Michelle Richter is a principal at Fiduciary Insurance Services, LLC, and executive director of the Institutional Retirement Income Council, Inc. She is also one of the smartest people I’ve ever met. Richter’s intellect incorporates both dimensions of “smart,” which is why she was placed in charge of a Fortune 100 company’s broker-dealer and RIA.

Richter is driven. Her “cause” is reform of regulation that levels the playing field for insurance through the introduction of a 40 Act-equivalent governing insurance advisement. I fully support this because it will result in better outcomes for investors. It will facilitate commercialization of intellectual property that, today, represents unfulfilled potential. To help the advisory profession understand the regulatory inequality that exists, Richter developed her own lexicon, using the “verbs” and “nouns” construct.

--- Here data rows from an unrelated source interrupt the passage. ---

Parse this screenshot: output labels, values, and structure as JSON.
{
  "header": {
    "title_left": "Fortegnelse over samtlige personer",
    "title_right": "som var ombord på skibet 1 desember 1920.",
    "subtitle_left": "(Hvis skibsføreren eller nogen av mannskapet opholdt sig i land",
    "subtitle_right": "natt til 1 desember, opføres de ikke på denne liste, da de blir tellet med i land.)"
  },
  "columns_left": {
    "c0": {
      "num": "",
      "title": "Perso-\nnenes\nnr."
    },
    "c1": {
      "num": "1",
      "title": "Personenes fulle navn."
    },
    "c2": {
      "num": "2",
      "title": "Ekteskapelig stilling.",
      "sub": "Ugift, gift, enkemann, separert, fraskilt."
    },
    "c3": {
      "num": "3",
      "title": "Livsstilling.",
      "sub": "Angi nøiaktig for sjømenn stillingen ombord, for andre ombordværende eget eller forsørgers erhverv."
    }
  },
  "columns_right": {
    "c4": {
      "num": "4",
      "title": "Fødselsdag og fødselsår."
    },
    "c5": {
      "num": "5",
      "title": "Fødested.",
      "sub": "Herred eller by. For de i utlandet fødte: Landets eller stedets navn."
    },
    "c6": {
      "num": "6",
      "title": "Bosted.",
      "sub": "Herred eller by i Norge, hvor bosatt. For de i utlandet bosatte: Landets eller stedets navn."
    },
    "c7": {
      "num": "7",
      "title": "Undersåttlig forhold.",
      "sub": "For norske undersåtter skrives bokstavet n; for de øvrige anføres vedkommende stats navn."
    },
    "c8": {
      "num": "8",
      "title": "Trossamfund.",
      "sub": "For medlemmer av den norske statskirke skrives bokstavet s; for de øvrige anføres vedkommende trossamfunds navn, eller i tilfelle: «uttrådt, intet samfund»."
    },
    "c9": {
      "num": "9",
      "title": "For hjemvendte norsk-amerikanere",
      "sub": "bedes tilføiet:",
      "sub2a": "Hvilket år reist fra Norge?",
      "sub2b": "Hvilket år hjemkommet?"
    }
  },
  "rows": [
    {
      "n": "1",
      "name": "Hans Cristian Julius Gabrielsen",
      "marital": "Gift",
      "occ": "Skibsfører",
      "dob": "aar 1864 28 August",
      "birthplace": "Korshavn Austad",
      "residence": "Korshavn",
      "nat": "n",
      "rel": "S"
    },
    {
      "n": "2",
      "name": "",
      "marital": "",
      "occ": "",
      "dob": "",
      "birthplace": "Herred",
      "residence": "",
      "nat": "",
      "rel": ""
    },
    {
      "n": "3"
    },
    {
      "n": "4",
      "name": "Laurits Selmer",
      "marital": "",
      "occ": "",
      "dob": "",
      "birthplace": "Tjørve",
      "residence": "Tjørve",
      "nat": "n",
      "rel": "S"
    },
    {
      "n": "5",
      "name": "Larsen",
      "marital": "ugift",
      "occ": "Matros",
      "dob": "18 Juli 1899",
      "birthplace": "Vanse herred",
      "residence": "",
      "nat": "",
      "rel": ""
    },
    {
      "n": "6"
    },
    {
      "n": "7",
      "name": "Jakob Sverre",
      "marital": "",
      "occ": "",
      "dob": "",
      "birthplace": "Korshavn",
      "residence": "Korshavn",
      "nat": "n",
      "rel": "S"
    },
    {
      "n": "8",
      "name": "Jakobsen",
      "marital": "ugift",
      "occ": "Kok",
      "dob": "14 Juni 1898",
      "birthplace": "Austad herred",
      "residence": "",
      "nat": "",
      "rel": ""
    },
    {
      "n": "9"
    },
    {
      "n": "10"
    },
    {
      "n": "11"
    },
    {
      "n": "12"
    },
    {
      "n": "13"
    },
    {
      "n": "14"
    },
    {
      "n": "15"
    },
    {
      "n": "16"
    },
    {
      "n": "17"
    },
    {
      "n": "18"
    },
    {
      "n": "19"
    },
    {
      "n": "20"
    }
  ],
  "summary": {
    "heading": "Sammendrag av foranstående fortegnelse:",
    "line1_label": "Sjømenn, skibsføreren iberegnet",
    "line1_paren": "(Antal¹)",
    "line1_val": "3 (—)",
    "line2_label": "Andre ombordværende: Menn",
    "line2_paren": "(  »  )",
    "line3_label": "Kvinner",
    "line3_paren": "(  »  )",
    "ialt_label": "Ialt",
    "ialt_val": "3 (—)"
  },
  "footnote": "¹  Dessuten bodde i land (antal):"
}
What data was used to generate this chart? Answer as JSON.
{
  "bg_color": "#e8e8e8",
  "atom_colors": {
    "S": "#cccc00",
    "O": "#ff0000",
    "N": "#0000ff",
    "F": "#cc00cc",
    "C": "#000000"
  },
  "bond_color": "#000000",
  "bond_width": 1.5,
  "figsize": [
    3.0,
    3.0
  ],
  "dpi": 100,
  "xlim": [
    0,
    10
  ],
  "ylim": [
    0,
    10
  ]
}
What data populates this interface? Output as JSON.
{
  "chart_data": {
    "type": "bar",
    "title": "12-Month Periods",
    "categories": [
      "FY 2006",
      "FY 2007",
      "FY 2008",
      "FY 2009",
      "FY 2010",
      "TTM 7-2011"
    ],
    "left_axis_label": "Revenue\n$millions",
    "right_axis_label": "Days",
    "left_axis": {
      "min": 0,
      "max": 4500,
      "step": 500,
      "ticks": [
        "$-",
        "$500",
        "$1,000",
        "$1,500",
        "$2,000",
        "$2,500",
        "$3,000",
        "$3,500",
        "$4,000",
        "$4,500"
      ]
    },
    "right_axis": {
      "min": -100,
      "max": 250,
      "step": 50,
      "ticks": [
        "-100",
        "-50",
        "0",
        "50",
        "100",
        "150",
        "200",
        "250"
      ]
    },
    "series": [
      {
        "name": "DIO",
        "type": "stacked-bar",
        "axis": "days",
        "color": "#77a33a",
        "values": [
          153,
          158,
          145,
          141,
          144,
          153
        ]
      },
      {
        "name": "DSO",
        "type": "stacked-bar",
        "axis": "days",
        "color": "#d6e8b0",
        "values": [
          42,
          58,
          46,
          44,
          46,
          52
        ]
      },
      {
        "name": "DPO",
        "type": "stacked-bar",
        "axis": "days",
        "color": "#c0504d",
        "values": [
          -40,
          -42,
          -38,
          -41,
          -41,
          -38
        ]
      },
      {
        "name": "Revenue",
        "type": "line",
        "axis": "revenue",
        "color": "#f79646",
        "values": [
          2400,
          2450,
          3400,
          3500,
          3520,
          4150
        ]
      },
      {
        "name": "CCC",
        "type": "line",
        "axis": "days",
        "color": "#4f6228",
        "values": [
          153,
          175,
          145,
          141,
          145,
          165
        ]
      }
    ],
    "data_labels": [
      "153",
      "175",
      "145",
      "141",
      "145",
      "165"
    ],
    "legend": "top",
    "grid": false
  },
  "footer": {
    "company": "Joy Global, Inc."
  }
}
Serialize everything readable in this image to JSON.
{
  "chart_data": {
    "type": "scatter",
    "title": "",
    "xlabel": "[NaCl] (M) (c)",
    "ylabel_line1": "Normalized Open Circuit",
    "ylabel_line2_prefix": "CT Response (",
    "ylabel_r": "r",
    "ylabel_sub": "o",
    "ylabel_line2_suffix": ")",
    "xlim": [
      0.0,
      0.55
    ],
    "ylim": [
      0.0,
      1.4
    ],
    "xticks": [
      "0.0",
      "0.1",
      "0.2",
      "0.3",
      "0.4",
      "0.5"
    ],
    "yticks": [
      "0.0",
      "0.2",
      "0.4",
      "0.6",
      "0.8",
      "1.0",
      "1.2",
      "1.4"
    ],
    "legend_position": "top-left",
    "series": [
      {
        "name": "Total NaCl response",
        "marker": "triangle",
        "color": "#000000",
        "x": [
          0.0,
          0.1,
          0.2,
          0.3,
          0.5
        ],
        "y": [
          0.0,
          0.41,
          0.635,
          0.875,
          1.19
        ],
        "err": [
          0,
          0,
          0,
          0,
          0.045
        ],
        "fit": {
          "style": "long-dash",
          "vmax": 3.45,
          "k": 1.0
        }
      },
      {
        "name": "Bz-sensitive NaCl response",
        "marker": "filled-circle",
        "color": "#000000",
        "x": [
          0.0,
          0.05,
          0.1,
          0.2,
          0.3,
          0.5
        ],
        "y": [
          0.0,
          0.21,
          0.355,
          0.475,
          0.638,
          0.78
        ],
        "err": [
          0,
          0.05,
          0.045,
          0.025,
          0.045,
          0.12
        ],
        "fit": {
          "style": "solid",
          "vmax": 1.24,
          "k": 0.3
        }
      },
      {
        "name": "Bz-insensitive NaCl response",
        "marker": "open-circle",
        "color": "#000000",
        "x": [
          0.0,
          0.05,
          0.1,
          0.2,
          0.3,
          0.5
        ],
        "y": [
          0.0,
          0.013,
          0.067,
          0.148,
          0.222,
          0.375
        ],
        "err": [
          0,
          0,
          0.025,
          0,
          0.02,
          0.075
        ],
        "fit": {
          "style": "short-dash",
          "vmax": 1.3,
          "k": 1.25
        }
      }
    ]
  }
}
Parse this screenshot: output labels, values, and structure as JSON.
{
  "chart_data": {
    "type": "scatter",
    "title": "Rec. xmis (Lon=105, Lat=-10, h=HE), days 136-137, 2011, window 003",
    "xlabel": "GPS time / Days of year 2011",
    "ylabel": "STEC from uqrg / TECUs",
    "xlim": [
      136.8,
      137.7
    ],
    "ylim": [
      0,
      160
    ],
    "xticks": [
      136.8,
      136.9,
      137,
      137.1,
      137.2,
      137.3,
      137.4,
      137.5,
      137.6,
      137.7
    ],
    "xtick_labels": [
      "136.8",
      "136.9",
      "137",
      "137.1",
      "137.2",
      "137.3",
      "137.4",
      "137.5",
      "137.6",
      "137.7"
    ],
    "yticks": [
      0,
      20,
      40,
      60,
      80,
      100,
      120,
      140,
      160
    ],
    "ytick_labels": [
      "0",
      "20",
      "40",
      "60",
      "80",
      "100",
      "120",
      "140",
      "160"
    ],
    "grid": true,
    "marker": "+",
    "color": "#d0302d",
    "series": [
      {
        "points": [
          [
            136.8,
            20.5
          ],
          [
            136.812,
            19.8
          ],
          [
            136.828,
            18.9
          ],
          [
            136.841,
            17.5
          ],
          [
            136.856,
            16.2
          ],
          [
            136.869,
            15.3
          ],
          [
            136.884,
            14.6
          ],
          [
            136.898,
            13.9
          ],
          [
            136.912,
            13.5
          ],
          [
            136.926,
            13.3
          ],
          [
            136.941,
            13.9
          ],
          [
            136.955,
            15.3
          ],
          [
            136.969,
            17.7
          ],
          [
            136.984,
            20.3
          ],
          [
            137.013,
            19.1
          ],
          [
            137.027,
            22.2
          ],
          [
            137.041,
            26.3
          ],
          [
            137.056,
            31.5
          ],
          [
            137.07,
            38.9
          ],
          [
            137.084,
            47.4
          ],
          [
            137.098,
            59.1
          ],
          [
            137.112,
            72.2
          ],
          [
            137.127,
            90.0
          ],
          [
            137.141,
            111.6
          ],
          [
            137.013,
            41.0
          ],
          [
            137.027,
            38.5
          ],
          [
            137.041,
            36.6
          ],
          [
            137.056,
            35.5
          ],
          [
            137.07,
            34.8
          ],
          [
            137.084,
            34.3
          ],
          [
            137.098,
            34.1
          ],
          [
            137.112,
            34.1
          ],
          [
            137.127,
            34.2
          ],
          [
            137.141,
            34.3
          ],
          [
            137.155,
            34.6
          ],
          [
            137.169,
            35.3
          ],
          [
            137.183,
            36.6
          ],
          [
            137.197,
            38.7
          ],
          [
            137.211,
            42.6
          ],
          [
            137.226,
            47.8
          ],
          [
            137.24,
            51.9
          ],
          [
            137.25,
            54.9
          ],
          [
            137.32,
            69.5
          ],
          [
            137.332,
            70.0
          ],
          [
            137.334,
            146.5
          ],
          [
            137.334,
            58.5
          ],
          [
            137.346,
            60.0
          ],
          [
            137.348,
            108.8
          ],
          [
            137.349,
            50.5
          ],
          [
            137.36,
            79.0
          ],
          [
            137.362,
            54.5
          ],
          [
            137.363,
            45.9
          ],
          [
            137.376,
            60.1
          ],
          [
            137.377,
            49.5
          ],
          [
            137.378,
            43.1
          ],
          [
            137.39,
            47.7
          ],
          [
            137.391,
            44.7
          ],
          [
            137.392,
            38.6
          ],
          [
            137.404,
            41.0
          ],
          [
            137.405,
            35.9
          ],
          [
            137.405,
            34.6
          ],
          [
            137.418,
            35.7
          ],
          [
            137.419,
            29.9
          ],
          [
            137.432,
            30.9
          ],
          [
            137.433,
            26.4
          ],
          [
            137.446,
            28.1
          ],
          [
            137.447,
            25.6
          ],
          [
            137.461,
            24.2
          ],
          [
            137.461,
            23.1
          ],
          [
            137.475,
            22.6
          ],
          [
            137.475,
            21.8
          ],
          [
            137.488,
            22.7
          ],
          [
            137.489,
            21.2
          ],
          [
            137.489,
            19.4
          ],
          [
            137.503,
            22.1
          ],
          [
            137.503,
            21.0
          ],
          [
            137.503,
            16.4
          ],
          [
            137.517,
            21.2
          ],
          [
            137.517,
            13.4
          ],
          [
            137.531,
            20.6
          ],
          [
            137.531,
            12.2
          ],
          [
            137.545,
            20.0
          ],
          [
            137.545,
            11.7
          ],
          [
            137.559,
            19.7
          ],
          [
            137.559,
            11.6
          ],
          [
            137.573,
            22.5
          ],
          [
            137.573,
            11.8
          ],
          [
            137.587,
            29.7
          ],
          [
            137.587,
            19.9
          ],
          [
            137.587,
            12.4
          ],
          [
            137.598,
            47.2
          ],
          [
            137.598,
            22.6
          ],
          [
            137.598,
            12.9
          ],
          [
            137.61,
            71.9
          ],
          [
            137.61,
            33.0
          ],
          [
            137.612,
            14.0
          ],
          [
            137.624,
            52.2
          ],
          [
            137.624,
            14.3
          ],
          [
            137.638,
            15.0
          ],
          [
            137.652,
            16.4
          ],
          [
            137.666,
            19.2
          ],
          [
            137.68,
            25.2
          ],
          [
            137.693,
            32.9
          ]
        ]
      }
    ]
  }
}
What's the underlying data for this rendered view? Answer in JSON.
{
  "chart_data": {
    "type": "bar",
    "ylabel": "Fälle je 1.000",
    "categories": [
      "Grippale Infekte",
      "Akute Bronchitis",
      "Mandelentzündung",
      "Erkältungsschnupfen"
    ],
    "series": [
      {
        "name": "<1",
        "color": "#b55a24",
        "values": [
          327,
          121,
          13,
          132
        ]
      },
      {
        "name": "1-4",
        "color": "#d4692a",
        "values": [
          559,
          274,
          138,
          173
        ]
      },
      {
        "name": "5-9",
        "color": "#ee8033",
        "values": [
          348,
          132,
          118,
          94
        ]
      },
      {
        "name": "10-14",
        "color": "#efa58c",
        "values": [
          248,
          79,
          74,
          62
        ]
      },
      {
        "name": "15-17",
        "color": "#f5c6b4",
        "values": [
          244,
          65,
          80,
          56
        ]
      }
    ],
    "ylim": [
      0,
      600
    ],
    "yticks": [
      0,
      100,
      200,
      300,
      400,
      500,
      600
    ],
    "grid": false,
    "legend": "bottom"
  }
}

I spoke with Michelle on May 22.

I was surprised and enlightened to learn about the construct of the verbs and nouns. I didn't know it was an issue. What brought you to the realization that we needed this?

There were a few things, but mainly, it’s because my experience is as a person who believes in creating value as an intellectual property developer, and that's where I've spent my career. I've worked on a lot of consumer-liability-minimizing concepts, which were good concepts from good people who had good ideas. It became increasingly evident that those ideas couldn't be commercialized.